Conclusions
We conclude that LINK-A lncRNA may promote migration and invasion of ovarian carcinoma cells by activating TGF-β pathway.
Methods
Expression of LINK-A in ovarian biopsies and plasma of both ovarian carcinoma patients and healthy females was detected by qRT-PCR. Plasma TGF-β1 was detected by ELISA. Correlation between plasma LINK-A and TGF-β1 was analyzed by Pearson correlation analysis. Correlation between plasma LINK-A and patients' clinicopathological data was analyzed by Chi-square test. LINK-A overexpression vector was transfected into cells of human ovarian carcinoma cell lines. Cell migration and invasion were detected by Transwell migration and invasion assay. TGF-β1 expression was detected by Western blot.
Results
We found that LINK-A and TGF-β1 were up-regulated in ovarian carcinoma patients than in healthy controls. Plasma levels of LINK-A were positively correlated with plasma TGF-β1 in ovarian carcinoma patients but not in healthy controls. Plasma levels of LINK-A were correlated with distant tumor metastasis but not tumor size.

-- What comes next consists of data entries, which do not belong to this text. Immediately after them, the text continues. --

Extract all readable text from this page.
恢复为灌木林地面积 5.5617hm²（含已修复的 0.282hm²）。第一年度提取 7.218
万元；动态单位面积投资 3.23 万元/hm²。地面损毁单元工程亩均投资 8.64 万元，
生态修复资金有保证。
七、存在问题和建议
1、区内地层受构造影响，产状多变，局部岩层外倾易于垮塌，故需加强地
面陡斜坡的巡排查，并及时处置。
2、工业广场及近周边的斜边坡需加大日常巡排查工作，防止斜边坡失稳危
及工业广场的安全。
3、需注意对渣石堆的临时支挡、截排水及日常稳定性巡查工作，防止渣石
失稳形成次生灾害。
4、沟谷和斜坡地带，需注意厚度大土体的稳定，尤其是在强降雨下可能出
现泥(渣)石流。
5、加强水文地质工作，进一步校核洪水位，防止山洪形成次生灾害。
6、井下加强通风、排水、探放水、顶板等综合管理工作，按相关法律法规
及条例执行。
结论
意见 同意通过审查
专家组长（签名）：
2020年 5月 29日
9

LINK-A overexpression led to up-regulated TGF-β1 in ovarian carcinoma cells and promoted cell migration and invasion. In contrast, TGF-β1 treatment showed no effects on LINK-A expression but attenuated the effects of LINK-A overexpression on cell migration and invasion. Conclusions: We conclude that LINK-A lncRNA may promote migration and invasion of ovarian carcinoma cells by activating TGF-β pathway.